BNP PARIBAS ACT.A clôture la journée à 66,74 euros, en repli de 3,54% par rapport aux 69,19 euros de clôture de lundi. Cette baisse accélère le mouvement de faiblesse des sept derniers jours, le titre affichant une performance hebdomadaire négative de 3,42%. Le volume d'échanges demeure limité avec seulement 0,53% du capital de la banque échangé, suggérant une rotation prudente entre les positions. À titre de comparaison, le CAC 40 termine en léger repli de 0,27%, mettant en évidence la sous-performance spécifique du titre vis-à-vis de l'indice de référence. Sur une base annuelle, l'action garde cependant un gain de 2,16%, une performance elle-même décevante au regard de la progression de 9,59% du CAC 40 sur la même période. Le repli de trois mois s'établit à 15,38%, révélant une dégradation progressive du dossier depuis l'été.
La publication des résultats du troisième trimestre explique largement cette correction de fin de séance. La banque a affiché un bénéfice net de 3,04 milliards d'euros, en hausse de 6,1% sur un an, mais en retrait de 1% par rapport aux attentes du consensus. Les revenus trimestriels se sont établis à 12,569 milliards d'euros, progressant de 5,3% en glissement annuel, demeurant néanmoins sous les 12,8 milliards d'euros anticipés par les analystes. Le résultat brut d'exploitation a augmenté de 4,9% à 4,96 milliards d'euros, soit 3% de moins que prévu. Un point positif ressort néanmoins : le ratio de solidité CET 1 s'est maintenu stable à 12,5% au troisième trimestre par rapport au trimestre précédent, malgré l'absorption d'un impact négatif de 35 points de base lié au financement du rachat de la filiale de gestion d'actifs Axa IM. Cette acquisition devrait générer des synergies de coûts et de revenus de 550 millions d'euros avant impôts d'ici 2029, pour un coût d'intégration estimé à 690 millions d'euros. L'établissement avait déjà prévenu sur le caractère «mitigé» de ce trimestre, ce qui n'a pas suffi à rallier les investisseurs qui redoutaient une copie plus solide capable de redynamiser le titre.

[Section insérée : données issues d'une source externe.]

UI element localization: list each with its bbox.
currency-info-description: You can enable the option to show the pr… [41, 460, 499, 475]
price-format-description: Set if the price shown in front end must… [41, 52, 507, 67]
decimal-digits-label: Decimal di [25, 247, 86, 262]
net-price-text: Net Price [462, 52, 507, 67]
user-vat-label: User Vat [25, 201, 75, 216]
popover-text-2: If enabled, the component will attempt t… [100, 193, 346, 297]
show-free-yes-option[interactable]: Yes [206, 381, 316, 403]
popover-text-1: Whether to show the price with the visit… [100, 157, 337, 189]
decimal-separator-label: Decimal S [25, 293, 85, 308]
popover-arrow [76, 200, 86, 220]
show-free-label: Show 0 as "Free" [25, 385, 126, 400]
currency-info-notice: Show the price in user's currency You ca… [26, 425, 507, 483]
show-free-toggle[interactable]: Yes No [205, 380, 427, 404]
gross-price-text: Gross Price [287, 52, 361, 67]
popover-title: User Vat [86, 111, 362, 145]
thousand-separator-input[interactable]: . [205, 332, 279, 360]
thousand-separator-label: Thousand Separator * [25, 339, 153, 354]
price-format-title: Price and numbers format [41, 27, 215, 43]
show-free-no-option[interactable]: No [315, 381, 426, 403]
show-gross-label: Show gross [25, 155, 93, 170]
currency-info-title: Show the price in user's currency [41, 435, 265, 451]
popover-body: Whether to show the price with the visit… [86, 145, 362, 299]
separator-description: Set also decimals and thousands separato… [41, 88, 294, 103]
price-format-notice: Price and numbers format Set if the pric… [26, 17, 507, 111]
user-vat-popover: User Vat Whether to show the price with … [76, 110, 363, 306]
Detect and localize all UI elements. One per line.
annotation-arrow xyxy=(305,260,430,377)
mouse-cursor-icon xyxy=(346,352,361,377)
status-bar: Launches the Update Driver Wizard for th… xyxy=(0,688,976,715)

D'un point de vue technique, le titre émet des signaux contrastés. L'indicateur de surachat/survente RSI s'établit à 32, signalant une situation survendue susceptible d'attirer les repreneurs à très court terme. Le stochastique affiche un signal d'achat, tandis que la ligne MACD demeure en territoire négatif avec une valeur de -2,37 et une divergence d'environ -0,70 avec sa ligne de signal, reflétant un élan baissier persistant. La structure des moyennes mobiles montre le titre évoluant désormais en dessous de sa moyenne mobile 50 jours (79,14 euros) et de sa moyenne mobile 200 jours (75,27 euros), confirmant la dynamique baissière. Sur le plan des niveaux critiques, le support le plus proche s'établit à 67,93 euros tandis que la résistance se situe à 79,60 euros. Les Bandes de Bollinger enserrent le titre avec un niveau supérieur à 81,37 et inférieur à 66,65 euros, ce dernier seuil se rapprochant des niveaux actuels. La volatilité mensuelle affichée à 10,24% suggère des oscillations de prix plus accentuées dans les prochaines séances.